Asteroid, 500 Kilotons, 17 Meters Across, 25 Miles Away.

Many are not held back about being strident. Why should not intellectuals do the same? After all, what they do is most important. So Nietzsche was strident, for example against German racist, anti-Semite, mediocre nationalistic, herd like aspiring bourgeois. Apparently that was not strident enough, and, somehow, the Nazis succeeded to make many believe that their worst enemy (Nietzsche) was their prophet.

The herd approves of those who are peaceful. So, to be taken seriously by the herd, to be a bovine intellectual, so to speak, one needs to be for peace, against conflict and anything violent. In particular, nuclear power, you know, from the nuclei which are all over matter, is not kosher.

The wall of a zinc plant in Chelyabinsk, Russia, was damaged by a shockwave from the meteor exploding 40 kilometers away, in 2013. With a mass of around 10,000 tons, 50% more than the Eiffel Tower, its explosion at 30 kilometers altitude damaged 7,200 buildings in 6 cities, injuring 1,500 people. Just a warning. It was the fiercest impact known since the Tunguska event. That destroyed 80 million trees in a radius of around 30 kilometers. Yet left not even a fleck of dust we know of. But there may have been others over the oceans, or even. Amazonia in the 1930s, where an object brighter than the sun impacted!

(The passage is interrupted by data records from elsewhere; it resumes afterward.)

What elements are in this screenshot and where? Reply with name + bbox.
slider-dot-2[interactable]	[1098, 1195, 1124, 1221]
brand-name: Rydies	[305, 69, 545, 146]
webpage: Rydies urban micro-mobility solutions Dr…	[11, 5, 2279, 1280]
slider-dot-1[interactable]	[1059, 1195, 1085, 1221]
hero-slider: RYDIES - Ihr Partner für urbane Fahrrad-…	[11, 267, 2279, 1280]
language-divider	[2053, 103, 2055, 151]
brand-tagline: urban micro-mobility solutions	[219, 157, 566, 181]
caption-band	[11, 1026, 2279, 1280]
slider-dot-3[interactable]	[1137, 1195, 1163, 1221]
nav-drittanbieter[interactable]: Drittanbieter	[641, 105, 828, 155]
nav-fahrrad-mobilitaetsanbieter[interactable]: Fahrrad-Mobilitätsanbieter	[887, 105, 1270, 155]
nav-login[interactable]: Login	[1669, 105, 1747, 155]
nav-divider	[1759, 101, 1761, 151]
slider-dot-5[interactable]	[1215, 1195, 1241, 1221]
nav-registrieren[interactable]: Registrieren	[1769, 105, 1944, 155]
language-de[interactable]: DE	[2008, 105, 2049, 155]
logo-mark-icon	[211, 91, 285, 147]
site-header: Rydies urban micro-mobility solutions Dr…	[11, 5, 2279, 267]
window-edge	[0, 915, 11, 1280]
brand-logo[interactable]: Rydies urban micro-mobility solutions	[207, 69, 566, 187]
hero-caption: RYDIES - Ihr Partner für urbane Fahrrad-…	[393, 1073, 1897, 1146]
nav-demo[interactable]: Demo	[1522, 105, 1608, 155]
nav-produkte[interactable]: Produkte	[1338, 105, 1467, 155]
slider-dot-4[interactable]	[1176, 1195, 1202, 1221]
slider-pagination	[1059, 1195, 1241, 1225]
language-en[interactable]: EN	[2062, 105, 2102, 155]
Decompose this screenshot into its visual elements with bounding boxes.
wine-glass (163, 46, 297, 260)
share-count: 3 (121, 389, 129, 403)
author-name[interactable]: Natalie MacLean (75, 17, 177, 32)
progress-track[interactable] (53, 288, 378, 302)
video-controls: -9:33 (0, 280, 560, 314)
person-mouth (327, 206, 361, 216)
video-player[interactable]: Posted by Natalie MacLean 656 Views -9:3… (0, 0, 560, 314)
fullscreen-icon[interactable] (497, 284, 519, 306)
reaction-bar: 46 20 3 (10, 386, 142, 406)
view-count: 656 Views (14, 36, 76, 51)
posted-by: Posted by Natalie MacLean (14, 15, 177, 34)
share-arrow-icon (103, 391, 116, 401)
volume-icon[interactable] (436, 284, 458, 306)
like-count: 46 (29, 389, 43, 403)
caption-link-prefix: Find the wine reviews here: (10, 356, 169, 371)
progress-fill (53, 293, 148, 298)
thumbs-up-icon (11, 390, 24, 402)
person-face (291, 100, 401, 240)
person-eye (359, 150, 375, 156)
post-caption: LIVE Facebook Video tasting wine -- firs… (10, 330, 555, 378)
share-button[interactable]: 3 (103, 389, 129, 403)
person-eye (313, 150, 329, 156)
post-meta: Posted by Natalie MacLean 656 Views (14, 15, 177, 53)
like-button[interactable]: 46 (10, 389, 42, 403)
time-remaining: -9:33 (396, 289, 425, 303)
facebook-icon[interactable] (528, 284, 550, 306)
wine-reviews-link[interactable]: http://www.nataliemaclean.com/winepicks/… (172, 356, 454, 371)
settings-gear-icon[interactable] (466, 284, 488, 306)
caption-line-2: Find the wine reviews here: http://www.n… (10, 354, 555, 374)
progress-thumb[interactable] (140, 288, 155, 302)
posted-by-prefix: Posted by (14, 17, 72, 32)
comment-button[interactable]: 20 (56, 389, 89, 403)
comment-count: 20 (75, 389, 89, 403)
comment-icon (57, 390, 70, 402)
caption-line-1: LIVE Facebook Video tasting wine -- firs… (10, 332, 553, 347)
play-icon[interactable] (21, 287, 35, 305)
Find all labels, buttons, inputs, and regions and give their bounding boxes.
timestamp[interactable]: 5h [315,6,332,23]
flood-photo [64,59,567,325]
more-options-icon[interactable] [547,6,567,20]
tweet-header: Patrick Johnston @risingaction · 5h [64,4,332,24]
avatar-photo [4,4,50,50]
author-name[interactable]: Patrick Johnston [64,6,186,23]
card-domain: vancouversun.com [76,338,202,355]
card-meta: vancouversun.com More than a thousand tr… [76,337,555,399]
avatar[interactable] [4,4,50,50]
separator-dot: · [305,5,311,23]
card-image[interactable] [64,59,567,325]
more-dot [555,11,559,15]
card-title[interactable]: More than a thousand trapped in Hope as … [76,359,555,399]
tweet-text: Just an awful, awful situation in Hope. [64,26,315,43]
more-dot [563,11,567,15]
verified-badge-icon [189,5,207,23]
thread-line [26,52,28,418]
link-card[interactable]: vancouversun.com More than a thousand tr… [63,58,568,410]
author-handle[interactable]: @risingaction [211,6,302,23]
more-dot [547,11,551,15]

A 100 meters across asteroid would explode with around 100 Megatons of TNT energy, around double the largest nuclear device ever exploded (the notorious “Czar Bomba”; see the picture inside “The Worst)

For years would-be wise men, in scientist clothing claimed that nuclear weapons would not be efficient against asteroids. That was obviously an idiotic, and even dangerous position to have. in most plausible scenarios of a bolide impact, we would have little warning. A typical case is that of a comet on an hyperbolic trajectory, falling at enormous speed from the Oort Cloud.

Such bolides are attracted by planets like flies to honey. After all, gravitation is not called “universal attraction” for no good reason.

One such comets is going to graze Mars. It may as well have headed straight to Earth.

And then what?

Nukes. Big, fat, thermonuclear nukes.

Indeed, soft options then don’t work. Forget “gravity tractor” and “impactor.” The former involves using gravitational tug from a large spaceship to tweak an asteroid’s course. The impactor would crash at high speed into the asteroid to effect the same purpose. both may well fail, as asteroid are bizarrely constituted. Some are little more than rubble piles.

Soft methods would only work if the asteroid were small enough and seen soon enough. Many, as the one above, come from the Sun’s direction, so cannot be seen from Earth, as they catch up with her.

For large objects, short response times, or a comet, a nuclear explosion “is the only option,” (said, for asteroids, Bong Wie, a professor and director of Iowa State University’s Asteroid Deflection Research Center).

I wrote entire essays on this in the past. Now I am happy to announce that this point of view has been heard.

Some U.S. nuclear-warhead components, scheduled for disassembly, have gotten a new lease on life. Reason: possible use in defending the Earth against killer asteroids, or comets.

The National Nuclear Security Administration manages the U.S. atomic-weapons arsenal. The warhead components, containing highly enriched uranium, are being retained “pending a senior-level government evaluation of their use in planetary defense against earthbound asteroids,” an April 2014 report reveals.

Asteroids with a diameter of about a kilometer or bigger, could “produce global devastation,” said the National Research Council in 2010. Hundreds cross Earth’s orbit, yet none are expected to impact for at least 100 years.

Yet an estimated 100,000 or more asteroids at least 50 meters in diameter pass through Earth’s orbit. ” Probably no more than 5% of these “Near-Earth Objects” have been detected. A 50 meter asteroid exploding over a large city could kill up to 30 million people.

Those beasts tend to explode in the atmosphere, leaving no material remnants, as happened in Tunguska. So the statistics we have about how frequently they come knocking, are suspect.

It’s a world of forces, a violent world, out there. Better be ready.

When flying a civilization, we have to assume that, if it may happen, it will happen.  Especially if it’s very catastrophic. That’s the essence of Catastrophic Calculus, fundamental to flying planes, and civilizations.